One dark night in London, a Russian teenager dies in childbirth. The midwife at the hospital (Naomi Watts), who is conveniently half-Russian herself, takes the teenager's diary and seeks to have it translated in order to find the baby's next of kin. In the first of many implausible moments, the midwife doesn't wait for her Russian uncle to translate, but instead finds a business card for a Russian restaurant in the diary and takes it to the creepy old proprietor (German actor Armin Mueller-Stahl, fine as usual).
Surprise, surprise: the restauranteur, Semyon, is actually a Russian mobster with ties to the dead teenager. But the story is more about Semyon's live-wire son Kirill (French actor Vincent Cassel) and Kirill's driver (American actor Viggo Mortensen – apparently there are no actual Russian actors in the world), who bonds with Watts as she uncovers the truth about Semyon.

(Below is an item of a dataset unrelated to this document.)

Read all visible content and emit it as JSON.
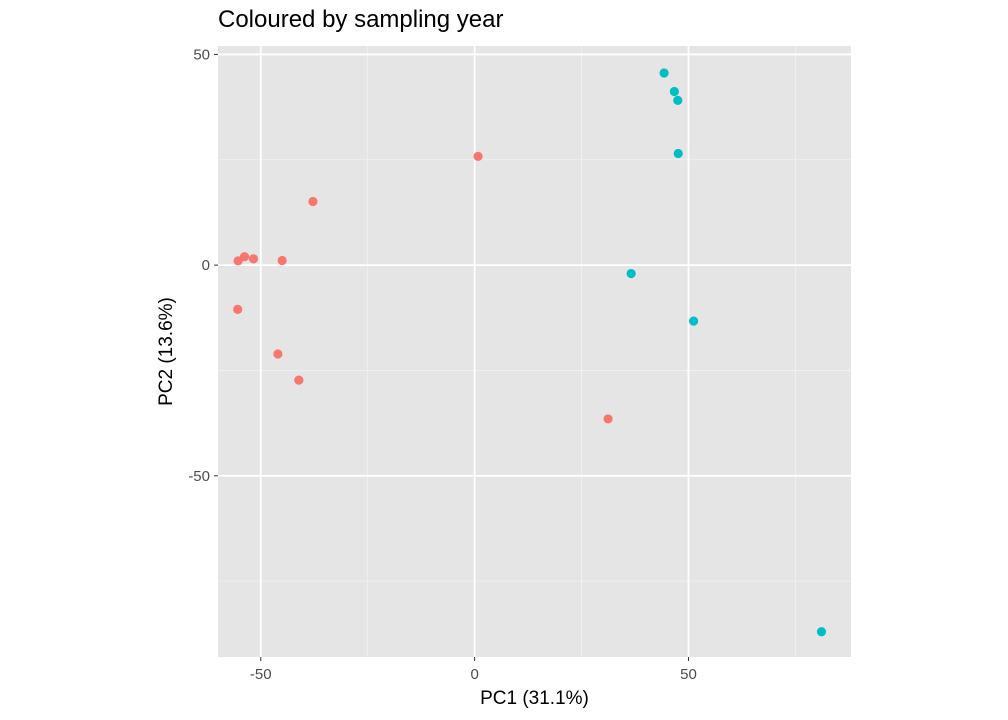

There's a lot wrong with Eastern Promises, and it mostly has to do with Steve Knight's clumsy screenplay. Knight wrote a more successful script for Dirty Pretty Things, and his followup walks the same beat: a London filled with immigrants and underworld types. But while Dirty Pretty Things transcended Knight's screenwriting cliches, thanks to director Stephen Frears's familiarity with London and the freshness of his diverse cast, Eastern Promises doesn't get away as easily.

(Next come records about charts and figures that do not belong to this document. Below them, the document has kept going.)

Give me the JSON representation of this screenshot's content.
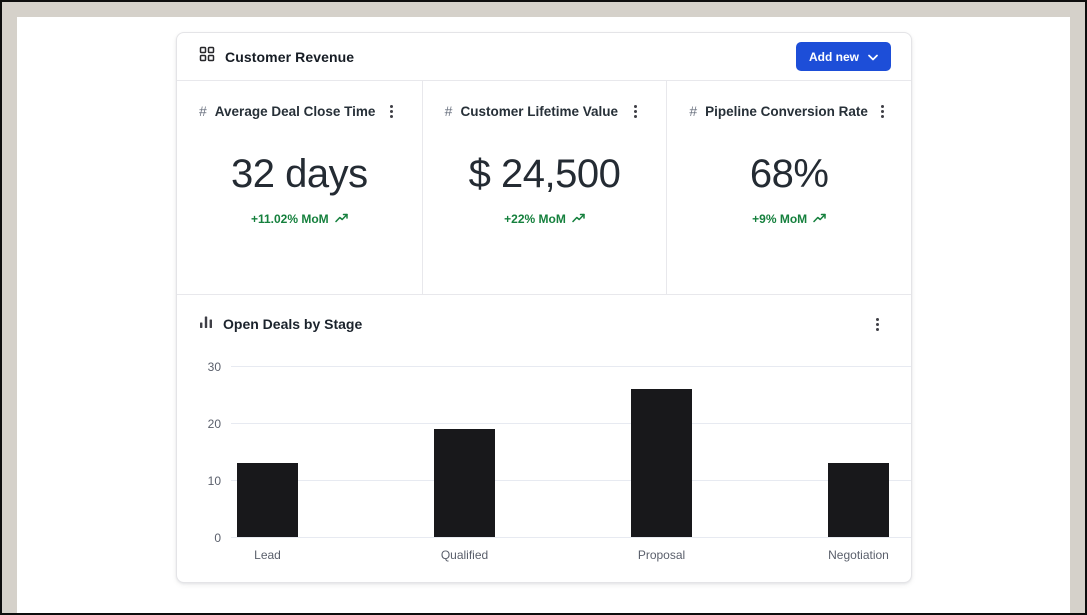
{
  "header": {
    "title": "Customer Revenue",
    "add_new_label": "Add new"
  },
  "kpi_cards": [
    {
      "icon_glyph": "#",
      "title": "Average Deal Close Time",
      "value": "32 days",
      "change": "+11.02% MoM"
    },
    {
      "icon_glyph": "#",
      "title": "Customer Lifetime Value",
      "value": "$ 24,500",
      "change": "+22% MoM"
    },
    {
      "icon_glyph": "#",
      "title": "Pipeline Conversion Rate",
      "value": "68%",
      "change": "+9% MoM"
    }
  ],
  "chart_data": {
    "type": "bar",
    "title": "Open Deals by Stage",
    "categories": [
      "Lead",
      "Qualified",
      "Proposal",
      "Negotiation"
    ],
    "values": [
      13,
      19,
      26,
      13
    ],
    "xlabel": "",
    "ylabel": "",
    "ylim": [
      0,
      30
    ],
    "yticks": [
      0,
      10,
      20,
      30
    ],
    "grid": true,
    "legend": false,
    "bar_color": "#18181b"
  },
  "colors": {
    "accent_blue": "#1d4ed8",
    "positive_green": "#15803d",
    "bar_black": "#18181b",
    "frame_gray": "#d5d1ca",
    "card_border": "#e4e4e7"
  }
}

The clunkers are myriad: an explosive moment of betrayal is dumbed down by dialogue so obvious that any idiot who wandered in an hour late will get it; a subplot involving Scotland Yard features a completely unnecessary plot twist; a romantic moment shoehorned into the finale feels like a studio executive's interference ("You got a guy, you got a girl, they gotta kiss!"); then the film just kind of ends. Also, having Russian characters speak to each other sometimes in Russian and sometimes in heavily-accented English is distracting. Finally, Naomi Watts is lifeless in her role.

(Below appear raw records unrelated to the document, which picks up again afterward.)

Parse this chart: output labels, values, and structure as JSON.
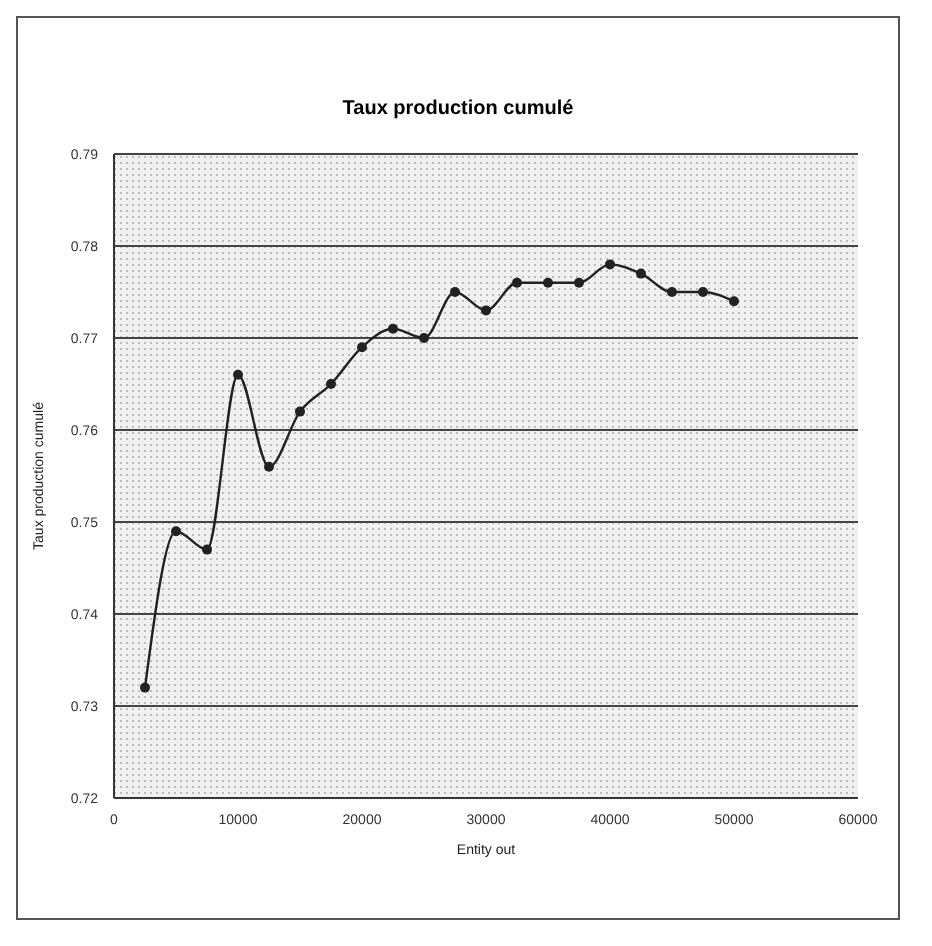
{
  "chart_data": {
    "type": "line",
    "title": "Taux production cumulé",
    "xlabel": "Entity out",
    "ylabel": "Taux production cumulé",
    "x": [
      2500,
      5000,
      7500,
      10000,
      12500,
      15000,
      17500,
      20000,
      22500,
      25000,
      27500,
      30000,
      32500,
      35000,
      37500,
      40000,
      42500,
      45000,
      47500,
      50000
    ],
    "series": [
      {
        "color": "#222222",
        "values": [
          0.732,
          0.749,
          0.747,
          0.766,
          0.756,
          0.762,
          0.765,
          0.769,
          0.771,
          0.77,
          0.775,
          0.773,
          0.776,
          0.776,
          0.776,
          0.778,
          0.777,
          0.775,
          0.775,
          0.774
        ]
      }
    ],
    "xlim": [
      0,
      60000
    ],
    "xticks": [
      0,
      10000,
      20000,
      30000,
      40000,
      50000,
      60000
    ],
    "ylim": [
      0.72,
      0.79
    ],
    "yticks": [
      0.72,
      0.73,
      0.74,
      0.75,
      0.76,
      0.77,
      0.78,
      0.79
    ],
    "grid": "y",
    "marker": "circle",
    "line_style": "solid",
    "legend": false
  }
}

So no, I can't recommend this film. But I will credit Mortensen with flawless work. He's terrific – by far the best thing in the movie. (If that Scotland Yard plot twist were thrown out, his character could have been as interesting as his performance.) I also found the relationship between Nikolai and Kirill fascinatingly ambiguous.
Cult director Cronenberg paces the film briskly enough, considering its modest scale, and throws in a few of his trademark squirmy scenes about the fragility of human flesh. But he couldn't negate my disappointment with the usually-reliable Watts's dull performance, and with Knight's lazy script.